Как автор, мышление которого развивается в области концептуалистских методов «символического письма», прозаик, поэт, художник, арт-деятель и теоретик искусства, Павел Пеппер-штейн отчетливо представляет себе всю глобальную полифонию культурных языков, кодов, шифров, дискурсов, из которых выстраивается то, что мы называем «современной действительностью». В своем знаковом прозаическом сборнике «Военные рассказы» (первое издание -2006, переработанное издание - 2010), беря в «волшебные помощники» концепт «войны», он пускается вместе с ним в повествовательное странствие по мультикультурному «океану» прошлого, настоящего и будущего, где национальная историческая память перетекает в виртуальную современность, производя всевозможные «психоделические» эффекты, сдвиги, мутации, трансформации.
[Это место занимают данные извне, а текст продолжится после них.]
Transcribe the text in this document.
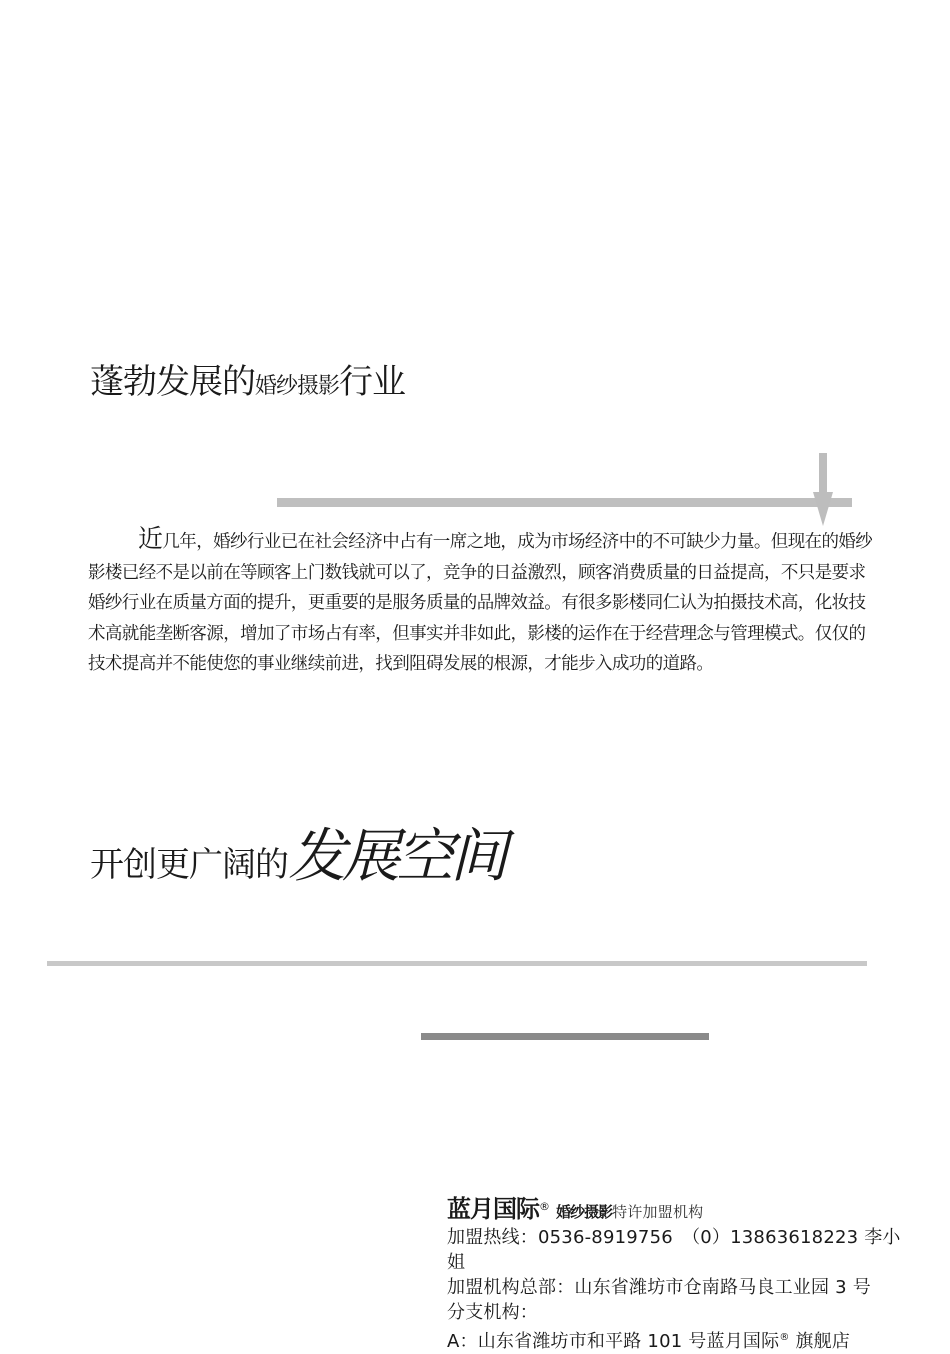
蓬勃发展的婚纱摄影行业
近几年，婚纱行业已在社会经济中占有一席之地，成为市场经济中的不可缺少力量。但现在的婚纱影楼已经不是以前在等顾客上门数钱就可以了，竞争的日益激烈，顾客消费质量的日益提高，不只是要求婚纱行业在质量方面的提升，更重要的是服务质量的品牌效益。有很多影楼同仁认为拍摄技术高，化妆技术高就能垄断客源，增加了市场占有率，但事实并非如此，影楼的运作在于经营理念与管理模式。仅仅的技术提高并不能使您的事业继续前进，找到阻碍发展的根源，才能步入成功的道路。
开创更广阔的发展空间
蓝月国际® 婚纱摄影特许加盟机构
加盟热线：0536-8919756　（0）13863618223 李小姐
加盟机构总部：山东省潍坊市仓南路马良工业园 3 号
分支机构：
A：山东省潍坊市和平路 101 号蓝月国际® 旗舰店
В рассказе «Подвиг модели» писатель, например, видит картину оккупационного захвата Москвы Америкой (2039 год). В искаженной антиутопической перспективе оккупация представлена как виртуальное событие, в котором сами понятия «порабощение» и «освобождение» теряют свой исходный смысл и уравниваются. Это праздничный карнавал «опустошенных» знаков: «Москва сдалась без боя, даже в атмосфере праздника, словно все - правительство, духовенство, банкиры, нищие, рабочие, торговцы - только этого и ждали. И праздник продолжался: ог-
ромные национальные символы России реяли над Кремлем, созданные лазерными проекциями, гигантская матрешка висела над кремлевскими соборами, необозримый снеговик высился над храмом Христа Спасителя, над Лубянкой возникали и таяли образы русского лубка» [4, с. 161-162]. Симулятивность происходящего и искаженная система ценностей оказываются в состоянии растворить в себе попытки отпора иноземным «свободе и веселью». Подчеркивается утрата связей национального сознания с реальностью: «Какие-то жалкие и отчаянные попытки сопротивления были подавлены быстро и тихо. В столицу лишь смутно доходили слухи о восставшем Питере, о разбомбленных городах Южной России» [4, с. 162]. Классический мотив «пира во время чумы» предстает в рассказе в модифицированном свете: если в трагедии Пушкина герои осознают гибельное положение вещей, но отвечают ему «весельем», то в художественном измерении Пепперштейна эта оппозиция устраняется. Сама «чума» здесь осознается как «праздник». Для «молчаливых масс» (Бодрийяр) порабощение России - это и есть аттракцион исполнения всех желаний, та самая «мечта» капитализма, о которой в своей «Критике сновидений» (2005) рассуждает Пепперштейн.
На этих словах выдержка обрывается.